Will vouwde de zakdoek op en stopte die weer weg. ‘Ik ben agent Trent van het gbi.’
‘Dat heb ik al op uw pasje gelezen.’ Ze nam hem keurend van top tot teen op en was duidelijk niet ingenomen met wat ze zag. ‘Ik ben Marla Simms, de bureausecretaresse.’
‘Aangenaam, juffrouw Simms. Kunt u me vertellen waar commissaris Wallace is?’
‘Nog altijd mevrouw,’ zei ze bits. ‘Ik weet niet of u het gehoord hebt, maar een van onze jongens is vandaag bijna gedood. Op straat neergestoken terwijl hij zijn werk deed. Daar worden we nogal door in beslag genomen.’
Will knikte. ‘Ja, mevrouw, dat heb ik gehoord. Hopelijk houdt rechercheur Stephens er niets aan over.’
‘Die jongen werkt hier al sinds zijn achttiende.’
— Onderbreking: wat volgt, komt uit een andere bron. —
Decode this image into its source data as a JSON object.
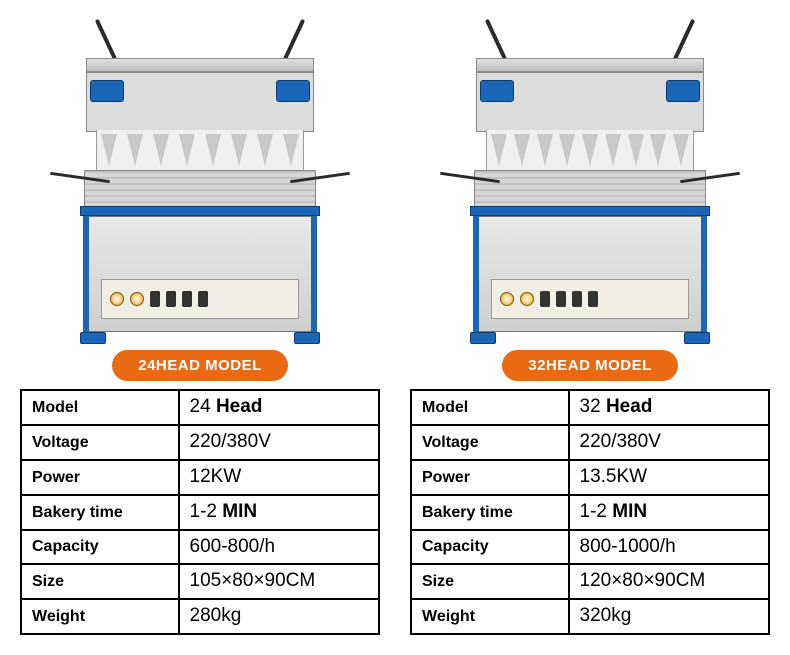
{
  "products": [
    {
      "badge": "24HEAD MODEL",
      "specs": {
        "model_label": "Model",
        "model_value_num": "24",
        "model_value_unit": "Head",
        "voltage_label": "Voltage",
        "voltage_value": "220/380V",
        "power_label": "Power",
        "power_value": "12KW",
        "bakery_label": "Bakery time",
        "bakery_value_num": "1-2",
        "bakery_value_unit": "MIN",
        "capacity_label": "Capacity",
        "capacity_value": "600-800/h",
        "size_label": "Size",
        "size_value": "105×80×90CM",
        "weight_label": "Weight",
        "weight_value": "280kg"
      }
    },
    {
      "badge": "32HEAD MODEL",
      "specs": {
        "model_label": "Model",
        "model_value_num": "32",
        "model_value_unit": "Head",
        "voltage_label": "Voltage",
        "voltage_value": "220/380V",
        "power_label": "Power",
        "power_value": "13.5KW",
        "bakery_label": "Bakery time",
        "bakery_value_num": "1-2",
        "bakery_value_unit": "MIN",
        "capacity_label": "Capacity",
        "capacity_value": "800-1000/h",
        "size_label": "Size",
        "size_value": "120×80×90CM",
        "weight_label": "Weight",
        "weight_value": "320kg"
      }
    }
  ],
  "colors": {
    "badge_bg": "#ea6a14",
    "badge_text": "#ffffff",
    "table_border": "#000000",
    "machine_accent": "#1a66b8"
  }
}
‘Ik zal bidden voor hem en zijn familie.’ Will wist maar al te goed dat een beetje religie het goed deed in dit soort stadjes. ‘Als commissaris Wallace niet aanwezig is, zou ik dan de bureau-agent kunnen spreken?’
Kennelijk irriteerde het haar dat hij van het bestaan van een dergelijke functie op de hoogte was. Frank Wallace had haar ongetwijfeld opgedragen om die knurft van het gbi zo lang mogelijk aan de praat te houden. Will kon de radertjes in haar hoofd bijna zien draaien toen ze naar een manier zocht om zijn vraag te omzeilen.
Hij hield het beleefd, maar bleef aandringen. ‘Ik weet dat de arrestanten hier niet zonder bewaking achterblijven. Houdt u toezicht op de cellen?’
‘Larry Knox zit achter,’ zei ze ten slotte. ‘Ik wilde net weggaan. Ik heb alle dossiers al opgeborgen, dus als u...’
Will had het dossier dat Sara hem had gegeven onder zijn broekriem geschoven om het droog te houden. Hij hees zijn trui op en gaf het aan Marla. ‘Zou u deze twaalf pagina’s voor me willen faxen?’
Met enige aarzeling nam ze het document aan. Hij kon het haar niet kwalijk nemen. Het dossier was nog warm van zijn lichaam. ‘Het faxnummer is...’
‘Wacht even.’ Ze groef in haar haar en diepte er een pen uit op. Die was van plastic, een Bic-pen, zoals je ze op elk kantoor aantrof. ‘Gaat uw gang.’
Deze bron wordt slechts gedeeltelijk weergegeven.